In this question, we’re given the
graph of a function 𝑦 is equal to 𝑓 of 𝑥. And we’re asked to use this graph
to determine the solution set of the equation 𝑓 of 𝑥 is equal to zero. Before we start answering this
question, we can note that the graph 𝑦 is equal to 𝑓 of 𝑥 has a parabolic shape
which opens upwards. This means it’s likely that 𝑓 of
𝑥 is a quadratic function with positive leading coefficient. However, this is not strictly
necessary. And we don’t need this information
to answer the question. Instead, we can start by recalling
the solution set of an equation is the set of all solutions to the equation. In this case, it will be the set of
all values of 𝑥 which satisfy the equation 𝑓 evaluated at 𝑥 is equal to zero.

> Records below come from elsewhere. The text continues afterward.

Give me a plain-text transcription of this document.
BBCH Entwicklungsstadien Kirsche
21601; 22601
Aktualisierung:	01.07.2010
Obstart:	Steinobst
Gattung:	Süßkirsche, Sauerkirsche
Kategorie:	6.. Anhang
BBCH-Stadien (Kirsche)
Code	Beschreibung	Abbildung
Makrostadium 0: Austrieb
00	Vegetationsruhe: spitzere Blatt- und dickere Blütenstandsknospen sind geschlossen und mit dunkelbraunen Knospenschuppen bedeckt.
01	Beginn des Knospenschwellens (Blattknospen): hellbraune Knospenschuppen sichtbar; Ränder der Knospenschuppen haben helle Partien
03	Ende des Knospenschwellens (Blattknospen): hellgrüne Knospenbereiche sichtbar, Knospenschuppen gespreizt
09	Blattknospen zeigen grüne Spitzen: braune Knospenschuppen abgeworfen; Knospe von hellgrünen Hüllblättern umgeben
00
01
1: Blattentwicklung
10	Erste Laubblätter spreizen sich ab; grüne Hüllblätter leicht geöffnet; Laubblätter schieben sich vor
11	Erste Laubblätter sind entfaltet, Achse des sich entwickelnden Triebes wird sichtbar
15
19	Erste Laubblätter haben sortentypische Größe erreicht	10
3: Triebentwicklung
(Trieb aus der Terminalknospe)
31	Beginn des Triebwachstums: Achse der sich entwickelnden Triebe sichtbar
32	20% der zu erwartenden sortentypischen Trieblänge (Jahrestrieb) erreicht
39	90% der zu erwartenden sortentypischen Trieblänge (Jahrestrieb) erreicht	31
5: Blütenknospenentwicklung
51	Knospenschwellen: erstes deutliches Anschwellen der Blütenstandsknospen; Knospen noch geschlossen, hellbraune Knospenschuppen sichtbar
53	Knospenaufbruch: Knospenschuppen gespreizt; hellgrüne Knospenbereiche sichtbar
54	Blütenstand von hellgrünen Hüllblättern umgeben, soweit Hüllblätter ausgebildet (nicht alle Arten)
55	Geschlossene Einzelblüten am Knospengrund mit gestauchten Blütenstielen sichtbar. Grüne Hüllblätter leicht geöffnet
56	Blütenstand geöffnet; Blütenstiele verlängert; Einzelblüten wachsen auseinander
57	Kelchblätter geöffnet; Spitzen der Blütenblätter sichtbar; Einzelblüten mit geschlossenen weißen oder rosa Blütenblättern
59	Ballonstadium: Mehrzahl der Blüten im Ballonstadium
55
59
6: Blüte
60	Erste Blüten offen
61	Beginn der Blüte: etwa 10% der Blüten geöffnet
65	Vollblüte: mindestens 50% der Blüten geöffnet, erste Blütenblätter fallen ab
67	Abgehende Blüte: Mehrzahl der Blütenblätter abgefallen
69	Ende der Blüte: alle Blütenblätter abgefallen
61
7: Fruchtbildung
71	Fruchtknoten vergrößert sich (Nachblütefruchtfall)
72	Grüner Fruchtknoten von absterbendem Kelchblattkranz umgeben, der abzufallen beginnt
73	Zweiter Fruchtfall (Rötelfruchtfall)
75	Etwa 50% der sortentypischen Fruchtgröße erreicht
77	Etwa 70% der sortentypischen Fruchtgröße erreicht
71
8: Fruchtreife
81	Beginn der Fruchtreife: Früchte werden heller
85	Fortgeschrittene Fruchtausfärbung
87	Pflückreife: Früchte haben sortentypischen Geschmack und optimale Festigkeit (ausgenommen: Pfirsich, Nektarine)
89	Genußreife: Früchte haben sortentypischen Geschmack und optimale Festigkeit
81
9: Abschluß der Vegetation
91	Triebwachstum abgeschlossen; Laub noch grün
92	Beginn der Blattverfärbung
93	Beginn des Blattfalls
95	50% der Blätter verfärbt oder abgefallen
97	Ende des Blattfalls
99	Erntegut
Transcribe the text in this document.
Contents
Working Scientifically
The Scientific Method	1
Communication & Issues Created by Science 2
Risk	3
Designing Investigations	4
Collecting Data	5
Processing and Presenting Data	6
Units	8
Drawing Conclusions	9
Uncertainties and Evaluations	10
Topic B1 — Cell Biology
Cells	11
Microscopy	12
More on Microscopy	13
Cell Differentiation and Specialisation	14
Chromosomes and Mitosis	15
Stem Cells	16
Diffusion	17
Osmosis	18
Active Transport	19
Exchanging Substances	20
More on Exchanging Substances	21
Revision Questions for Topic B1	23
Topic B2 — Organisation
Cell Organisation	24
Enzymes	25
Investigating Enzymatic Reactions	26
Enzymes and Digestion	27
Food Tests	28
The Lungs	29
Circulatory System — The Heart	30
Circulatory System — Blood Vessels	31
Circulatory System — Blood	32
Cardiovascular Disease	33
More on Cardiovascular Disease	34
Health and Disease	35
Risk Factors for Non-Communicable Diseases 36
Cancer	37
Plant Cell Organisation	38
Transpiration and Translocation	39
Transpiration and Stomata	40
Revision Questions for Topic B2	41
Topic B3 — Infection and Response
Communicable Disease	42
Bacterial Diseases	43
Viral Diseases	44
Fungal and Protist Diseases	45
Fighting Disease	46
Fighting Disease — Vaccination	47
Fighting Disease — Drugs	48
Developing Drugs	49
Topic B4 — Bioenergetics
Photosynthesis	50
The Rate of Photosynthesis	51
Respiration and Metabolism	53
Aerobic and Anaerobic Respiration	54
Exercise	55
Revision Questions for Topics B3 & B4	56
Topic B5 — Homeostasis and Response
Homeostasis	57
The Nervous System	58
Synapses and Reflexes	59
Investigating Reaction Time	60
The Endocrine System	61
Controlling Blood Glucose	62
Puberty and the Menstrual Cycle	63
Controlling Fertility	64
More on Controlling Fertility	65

In other words, we’re looking for
all of the values of 𝑥 where the output of the function is zero. And we can find these 𝑥-values by
using the given diagram. We recall when we graph a function,
the 𝑥-coordinate of any point on the curve tells us the input value of the function
and the corresponding 𝑦-coordinate tells us the output value of the function. For example, we can see the point
with coordinates two, five lies on the graph of 𝑦 is equal to 𝑓 of 𝑥. The 𝑥-coordinate of this point is
the input value of the function, and the 𝑦-coordinate is the corresponding
output. 𝑓 evaluated at two must be equal
to five.
We want to find the input values of
the function where the output of the function is zero. So we want to find the points on
the curve whose 𝑦-coordinate is equal to zero. And the 𝑦-coordinate will be equal
to zero whenever the function crosses the 𝑥-axis. In other words, the solutions to
this equation are the 𝑥-intercepts of the curve.
And we can see that there are two
𝑥-intercepts of this parabola: negative three and one. In particular, 𝑓 evaluated at
negative three is equal to zero and 𝑓 evaluated at one is also equal to zero
because the 𝑦-coordinate of these points on the curve is zero. And remember, we need to write this
as the set of all 𝑥-values which solve the equation. So, that’s the set containing
negative three and one. And it’s worth noting that this
method holds in general. The solution set of the equation 𝑓
of 𝑥 is equal to zero is always the same as the set of 𝑥-intercepts of the graph
of the function 𝑦 is equal to 𝑓 of 𝑥.
Therefore, we were able to show by
using the diagram of the graph of 𝑦 is equal to 𝑓 of 𝑥, the solution set of the
equation 𝑓 of 𝑥 is equal to zero is the set containing negative three and one.